Thursday, July 17, 2014

Perampokan Hak Penumpang oleh @BLUTransJakarta

Holla, kembali bersama saya, -Radit-, dalam Blog edisi JAKARTA BARU. Saya sebenarnya gak mau bahas kaya ginian di blog hiburan seperti ini tapi saya rasa apa yang dilakukan oleh @BLUTransJakarta dalam upayanya menyingkirkan saingan-saingan mereka sudah keterlaluan jadi saya tidak bisa menahan diri lagi.

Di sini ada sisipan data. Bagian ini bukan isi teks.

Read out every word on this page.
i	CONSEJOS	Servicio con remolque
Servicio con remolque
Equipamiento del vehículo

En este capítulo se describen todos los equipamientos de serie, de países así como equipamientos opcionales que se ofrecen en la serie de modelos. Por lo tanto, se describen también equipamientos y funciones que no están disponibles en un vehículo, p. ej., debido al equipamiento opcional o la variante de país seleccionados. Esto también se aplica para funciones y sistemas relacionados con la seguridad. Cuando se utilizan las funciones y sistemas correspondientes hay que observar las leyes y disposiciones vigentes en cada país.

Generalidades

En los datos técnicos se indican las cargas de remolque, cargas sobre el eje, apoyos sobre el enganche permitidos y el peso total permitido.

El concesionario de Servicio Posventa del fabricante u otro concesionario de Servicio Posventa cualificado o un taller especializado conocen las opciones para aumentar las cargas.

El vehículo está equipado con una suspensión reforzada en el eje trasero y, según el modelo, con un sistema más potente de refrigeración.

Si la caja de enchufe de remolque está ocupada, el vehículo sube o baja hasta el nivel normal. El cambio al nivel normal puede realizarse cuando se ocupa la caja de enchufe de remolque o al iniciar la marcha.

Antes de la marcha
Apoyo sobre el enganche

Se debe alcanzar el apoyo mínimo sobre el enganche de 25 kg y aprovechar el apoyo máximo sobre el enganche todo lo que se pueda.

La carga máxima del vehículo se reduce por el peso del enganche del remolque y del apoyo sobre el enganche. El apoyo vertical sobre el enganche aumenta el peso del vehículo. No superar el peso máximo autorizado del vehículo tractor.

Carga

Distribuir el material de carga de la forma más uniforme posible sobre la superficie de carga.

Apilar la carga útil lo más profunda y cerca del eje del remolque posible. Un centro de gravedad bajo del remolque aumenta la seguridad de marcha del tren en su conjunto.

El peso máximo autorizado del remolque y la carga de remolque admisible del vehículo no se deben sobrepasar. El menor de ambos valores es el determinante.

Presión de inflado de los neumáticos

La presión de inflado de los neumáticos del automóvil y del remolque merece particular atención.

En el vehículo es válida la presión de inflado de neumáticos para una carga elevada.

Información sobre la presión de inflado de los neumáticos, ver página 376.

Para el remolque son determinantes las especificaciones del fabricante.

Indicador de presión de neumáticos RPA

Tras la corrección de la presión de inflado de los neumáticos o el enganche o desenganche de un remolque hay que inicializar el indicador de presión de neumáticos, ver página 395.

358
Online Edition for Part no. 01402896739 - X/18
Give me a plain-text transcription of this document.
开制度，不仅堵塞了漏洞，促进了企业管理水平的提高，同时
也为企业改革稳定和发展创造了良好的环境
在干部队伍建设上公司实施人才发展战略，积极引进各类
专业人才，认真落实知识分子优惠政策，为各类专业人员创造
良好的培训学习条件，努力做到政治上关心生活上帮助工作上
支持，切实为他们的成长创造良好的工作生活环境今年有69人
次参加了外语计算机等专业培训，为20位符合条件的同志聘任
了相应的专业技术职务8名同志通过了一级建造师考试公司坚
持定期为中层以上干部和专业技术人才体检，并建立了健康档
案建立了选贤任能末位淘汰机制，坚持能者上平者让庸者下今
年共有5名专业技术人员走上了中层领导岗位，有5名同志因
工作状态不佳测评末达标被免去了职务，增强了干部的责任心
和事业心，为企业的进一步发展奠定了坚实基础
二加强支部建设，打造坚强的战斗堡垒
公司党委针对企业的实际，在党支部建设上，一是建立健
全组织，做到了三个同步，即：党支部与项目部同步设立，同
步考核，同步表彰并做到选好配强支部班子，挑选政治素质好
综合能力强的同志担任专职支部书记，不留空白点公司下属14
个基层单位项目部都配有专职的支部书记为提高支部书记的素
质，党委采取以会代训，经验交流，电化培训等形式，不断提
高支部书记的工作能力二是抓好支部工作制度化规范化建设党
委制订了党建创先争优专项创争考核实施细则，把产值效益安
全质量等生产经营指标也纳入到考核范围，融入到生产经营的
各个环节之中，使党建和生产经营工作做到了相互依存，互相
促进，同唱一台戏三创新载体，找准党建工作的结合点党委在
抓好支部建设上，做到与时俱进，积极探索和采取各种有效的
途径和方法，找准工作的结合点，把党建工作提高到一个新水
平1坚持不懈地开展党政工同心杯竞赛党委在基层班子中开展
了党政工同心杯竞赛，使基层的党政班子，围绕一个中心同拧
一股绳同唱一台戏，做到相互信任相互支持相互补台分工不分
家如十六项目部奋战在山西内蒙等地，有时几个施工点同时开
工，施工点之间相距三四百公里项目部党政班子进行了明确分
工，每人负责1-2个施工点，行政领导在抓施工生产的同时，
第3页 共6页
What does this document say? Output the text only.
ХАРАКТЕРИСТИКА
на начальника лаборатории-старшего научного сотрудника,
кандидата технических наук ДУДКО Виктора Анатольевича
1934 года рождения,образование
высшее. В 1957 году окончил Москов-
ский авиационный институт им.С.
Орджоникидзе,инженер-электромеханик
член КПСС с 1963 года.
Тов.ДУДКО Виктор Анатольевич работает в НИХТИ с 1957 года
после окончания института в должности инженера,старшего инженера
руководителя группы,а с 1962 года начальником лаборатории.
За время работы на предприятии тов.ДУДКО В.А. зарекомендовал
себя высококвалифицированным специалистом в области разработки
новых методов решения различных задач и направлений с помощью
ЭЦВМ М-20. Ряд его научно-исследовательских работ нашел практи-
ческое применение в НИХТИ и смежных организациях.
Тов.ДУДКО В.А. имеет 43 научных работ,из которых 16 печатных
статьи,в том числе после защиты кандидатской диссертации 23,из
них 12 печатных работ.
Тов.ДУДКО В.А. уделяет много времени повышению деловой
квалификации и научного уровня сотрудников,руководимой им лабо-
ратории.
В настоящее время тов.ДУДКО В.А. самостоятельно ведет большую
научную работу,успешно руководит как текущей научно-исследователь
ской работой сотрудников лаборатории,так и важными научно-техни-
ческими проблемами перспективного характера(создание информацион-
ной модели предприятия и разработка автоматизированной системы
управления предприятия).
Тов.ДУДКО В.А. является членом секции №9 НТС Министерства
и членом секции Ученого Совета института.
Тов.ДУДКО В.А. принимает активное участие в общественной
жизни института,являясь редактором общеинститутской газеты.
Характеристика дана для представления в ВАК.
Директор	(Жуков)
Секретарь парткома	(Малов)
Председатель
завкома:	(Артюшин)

Sebelumnya, ini ada sedikit pelajaran sejarah dari rekan saya Ratri Wibowo supaya kalian mudah mencerna apa yang saya akan bicarakan

Traja adalah layanan Bus Rapid Transit (BRT) yang dikelola oleh Unit Pengelola Transjakarta (biasa disebut BLU). Dalam pembangunan tiap koridor traja, semua trayek angkutan umum yang bersinggungan dengan koridor traja akan dihapus, lalu perusahaan-perusahaan operator pemilik trayek dilebur menjadi sebuah konsorsium yang akan menjadi operator traja di koridor tersebut.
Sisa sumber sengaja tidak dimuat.